- Also known as: Ron Asheton's New Order
- Origin: Los Angeles, California, U.S.
- Genres: Hard rock, protopunk
- Years active: 1975–1976
- Labels: Fun Isadora Revenge New Rose Vivid Sound Corporation (limited edition Japanese import)
- Past members: Ron Asheton Jimmy Recca Scott Thurston K.J. Knight Jeff Spry Dave Gilbert Dennis "Machine Gun" Thompson Ray Gunn

= The New Order (band) =

American rock band (1975–1976)

The New Order was an American hard rock and protopunk band. The band was based in Los Angeles and existed from early 1975 to October 1976.

Though the group was short-lived and never released a proper full-length album, they are known for being led by guitarist Ron Asheton of The Stooges.

==History==
After The Stooges imploded in 1974, former Stooges lead guitarist Ron Asheton formed a new band, ultimately acquiring drummer Dennis "Machine Gun" Thompson, bass player Jimmy Recca and keyboardist Scott Thurston. For a while, the new band shared rehearsal space at a house owned by Ray Manzarek, during his collaboration with Stooges' lead singer Iggy Pop.

When The New Order's first singer Jeff Spry was forced to quit the band (due to jail time incurred from a drinking/quaalude-related DUI coupled with failure to perform community service), The New Order's first drummer, K.J. Knight, recommended Dave Gilbert as a replacement. K.J. and Gilbert had both been veterans of the 1971/1972 incarnations of Ted Nugent's Amboy Dukes. After keyboardist Scott Thurston quit, his position was filled by a second guitarist, Ray Gunn (not to be confused with the 2026 animated film), another Detroit veteran who was recommended by Dennis Thompson.

Leading up to the making of The New Order's first demo tapes, long time Blue Öyster Cult producer, Sandy Pearlman, was approached to produce the band but ultimately this didn't come together. The back cover of the Declaration of War album bears the inscription: "This album is dedicated to the CULT", furthering the links with the Blue Öyster Cult.

A projected collaboration with '60s and '70s rock impresario, Kim Fowley, was also talked about, but never came to fruition.

==After The New Order==
After The New Order, Asheton and Thompson formed New Race with Radio Birdman's lead singer Rob Younger, lead guitarist Deniz Tek and bass player Warwick Gilbert. This band started and ended in 1981, with no studio material recorded, but three live albums released, with two of the three first released on Revenge Records, then re-released recently on Vivid Sound Corporation.

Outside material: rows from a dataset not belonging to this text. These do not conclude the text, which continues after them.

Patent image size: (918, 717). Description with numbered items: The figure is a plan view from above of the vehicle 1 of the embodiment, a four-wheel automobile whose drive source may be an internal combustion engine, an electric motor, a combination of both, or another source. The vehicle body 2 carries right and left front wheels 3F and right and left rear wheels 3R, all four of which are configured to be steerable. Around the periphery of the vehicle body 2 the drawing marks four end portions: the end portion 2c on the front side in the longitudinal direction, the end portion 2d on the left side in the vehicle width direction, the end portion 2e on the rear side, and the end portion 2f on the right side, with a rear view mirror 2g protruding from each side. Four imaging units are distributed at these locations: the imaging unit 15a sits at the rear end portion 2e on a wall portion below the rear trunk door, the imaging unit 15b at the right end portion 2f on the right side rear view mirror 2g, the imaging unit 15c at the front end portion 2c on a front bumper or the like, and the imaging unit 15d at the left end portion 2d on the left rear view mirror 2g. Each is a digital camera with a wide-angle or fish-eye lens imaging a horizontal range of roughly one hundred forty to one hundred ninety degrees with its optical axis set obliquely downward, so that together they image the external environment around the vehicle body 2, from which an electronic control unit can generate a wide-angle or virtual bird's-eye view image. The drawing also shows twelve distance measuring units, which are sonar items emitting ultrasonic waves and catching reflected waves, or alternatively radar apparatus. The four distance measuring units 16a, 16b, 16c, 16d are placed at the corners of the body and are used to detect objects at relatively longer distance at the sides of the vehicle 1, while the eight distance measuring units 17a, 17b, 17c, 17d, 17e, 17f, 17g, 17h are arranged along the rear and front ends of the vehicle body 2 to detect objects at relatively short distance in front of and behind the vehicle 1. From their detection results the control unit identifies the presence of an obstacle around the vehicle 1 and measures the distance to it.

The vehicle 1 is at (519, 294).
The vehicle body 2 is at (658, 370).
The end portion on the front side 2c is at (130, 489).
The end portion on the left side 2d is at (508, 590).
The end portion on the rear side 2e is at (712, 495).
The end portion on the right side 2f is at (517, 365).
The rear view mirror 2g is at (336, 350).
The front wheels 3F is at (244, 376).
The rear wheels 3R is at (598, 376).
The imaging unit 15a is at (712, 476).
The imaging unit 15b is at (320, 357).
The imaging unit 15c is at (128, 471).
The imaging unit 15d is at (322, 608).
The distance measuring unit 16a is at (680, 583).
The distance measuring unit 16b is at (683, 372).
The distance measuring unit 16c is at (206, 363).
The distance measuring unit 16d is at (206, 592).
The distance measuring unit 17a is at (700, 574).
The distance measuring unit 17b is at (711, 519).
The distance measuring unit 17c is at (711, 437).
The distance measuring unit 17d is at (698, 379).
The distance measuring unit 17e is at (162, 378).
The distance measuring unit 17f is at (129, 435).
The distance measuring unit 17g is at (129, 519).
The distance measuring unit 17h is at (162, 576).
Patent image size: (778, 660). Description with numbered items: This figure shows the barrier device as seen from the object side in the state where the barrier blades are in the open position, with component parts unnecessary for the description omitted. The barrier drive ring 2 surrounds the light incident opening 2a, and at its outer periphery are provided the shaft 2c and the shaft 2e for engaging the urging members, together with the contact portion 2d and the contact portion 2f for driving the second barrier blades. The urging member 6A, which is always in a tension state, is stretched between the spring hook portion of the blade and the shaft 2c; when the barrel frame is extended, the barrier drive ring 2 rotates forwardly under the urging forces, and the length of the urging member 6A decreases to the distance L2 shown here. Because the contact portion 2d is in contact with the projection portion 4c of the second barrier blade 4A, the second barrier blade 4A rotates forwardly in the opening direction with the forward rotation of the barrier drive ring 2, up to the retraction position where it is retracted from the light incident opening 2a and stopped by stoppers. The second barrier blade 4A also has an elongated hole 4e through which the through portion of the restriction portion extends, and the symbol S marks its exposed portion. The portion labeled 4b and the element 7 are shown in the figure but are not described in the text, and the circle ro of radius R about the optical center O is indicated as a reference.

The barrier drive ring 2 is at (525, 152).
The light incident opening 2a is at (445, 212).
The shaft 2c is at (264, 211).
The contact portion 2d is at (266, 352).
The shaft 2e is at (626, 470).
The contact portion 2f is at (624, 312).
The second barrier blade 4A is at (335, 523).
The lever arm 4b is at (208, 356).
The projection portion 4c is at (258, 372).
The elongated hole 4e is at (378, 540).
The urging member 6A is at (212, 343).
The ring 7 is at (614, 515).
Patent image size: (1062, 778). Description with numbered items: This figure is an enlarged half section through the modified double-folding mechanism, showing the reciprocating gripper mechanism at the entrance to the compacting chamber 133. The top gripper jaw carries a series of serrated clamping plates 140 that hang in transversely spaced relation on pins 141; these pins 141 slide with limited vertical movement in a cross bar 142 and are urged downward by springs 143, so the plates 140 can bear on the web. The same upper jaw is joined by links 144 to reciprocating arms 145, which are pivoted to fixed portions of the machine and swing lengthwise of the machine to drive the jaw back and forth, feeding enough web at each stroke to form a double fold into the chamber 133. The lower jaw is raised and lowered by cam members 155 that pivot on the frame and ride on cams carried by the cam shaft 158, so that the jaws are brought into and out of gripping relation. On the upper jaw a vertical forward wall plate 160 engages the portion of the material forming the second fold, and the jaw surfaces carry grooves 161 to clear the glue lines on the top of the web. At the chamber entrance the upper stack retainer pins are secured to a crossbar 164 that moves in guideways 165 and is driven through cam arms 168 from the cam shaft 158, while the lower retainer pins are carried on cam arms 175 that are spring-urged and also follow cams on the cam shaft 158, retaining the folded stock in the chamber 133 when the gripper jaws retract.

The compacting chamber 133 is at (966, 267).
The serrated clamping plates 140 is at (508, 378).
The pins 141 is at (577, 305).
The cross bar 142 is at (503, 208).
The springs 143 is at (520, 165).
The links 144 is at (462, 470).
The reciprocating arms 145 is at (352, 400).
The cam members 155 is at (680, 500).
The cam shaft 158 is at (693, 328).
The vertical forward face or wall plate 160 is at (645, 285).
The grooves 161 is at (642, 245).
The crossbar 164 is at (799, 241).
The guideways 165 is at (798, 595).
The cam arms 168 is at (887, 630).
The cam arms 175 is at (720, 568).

Singer Jeff Spry briefly left the band Felony to work with the New Order but returned back to the band to work with his guitarist brother, Joe Spry, which had a much played 1983 hit song ("The Fanatic") on the influential Los Angeles radio station, KROQ-FM. The song was featured on the soundtrack to the 1983 movie, Valley Girl. A video was made from "The Fanatic" "The Fanatic" video was shot in Hollywood, California in 1983 and aired on MTV. The Fanatic video includes a cameo of Jeffrey Spry with his first wife, SAG actress, Lucrecia Sarita Russo. On March 9, 1991, Jeff Spry shot himself, leaving behind his second wife, Tamara and daughters, Desirae & Natasha.

Following The New Order's split in the fall of 1976, Dave Gilbert eventually joined The Rockets, a band formed in 1972 out of Mitch Ryder and The Detroit Wheels. The Rockets recorded six albums, on three major labels, from 1977 to 1983. Dave Gilbert died in 2001 from cancer of the liver after a lifetime struggle with drugs and alcohol addictions, although he had embraced sobriety sometime before being diagnosed with cancer.

==Discography==
===Debut album and Declaration of War===
The New Order recorded demos twice in Los Angeles: First in 1975 with Jeff Spry as lead singer and then in 1976 with Dave Gilbert as lead singer. Both recordings were later released with production by Neil Merryweather in 1977 as a single album "The New Order", on the Fun Records/Isadora label and distributed by RCA Records. The album's lo-fi quality was the result of it being produced from Ron Asheton's inferior cassette copies, instead of the original master tapes. The album was later reissued with different cover art and a bonus track as Declaration of War in 1987. Declaration of War was reissued again in 1991, this time on CD.

===Victim of Circumstance===
In 1989, Victim of Circumstance was released on vinyl and CD on the Revenge Records label. This release consisted of eight unreleased rehearsal recordings, with side one of the original vinyl release presented as four bonus tracks on the CD version. In April 2008, the CD was re-released on the Japanese import label, Vivid Sound Corporation. This new release has the same title and track listing as Victim of Circumstance, but has the same cover art as the original 1977 vinyl release - although "The New Order" logo's font has been revamped and changed. Vivid Sound Corporation also re-released the second and third live albums by the related Ron Asheton/Dennis Thompson band, New Race.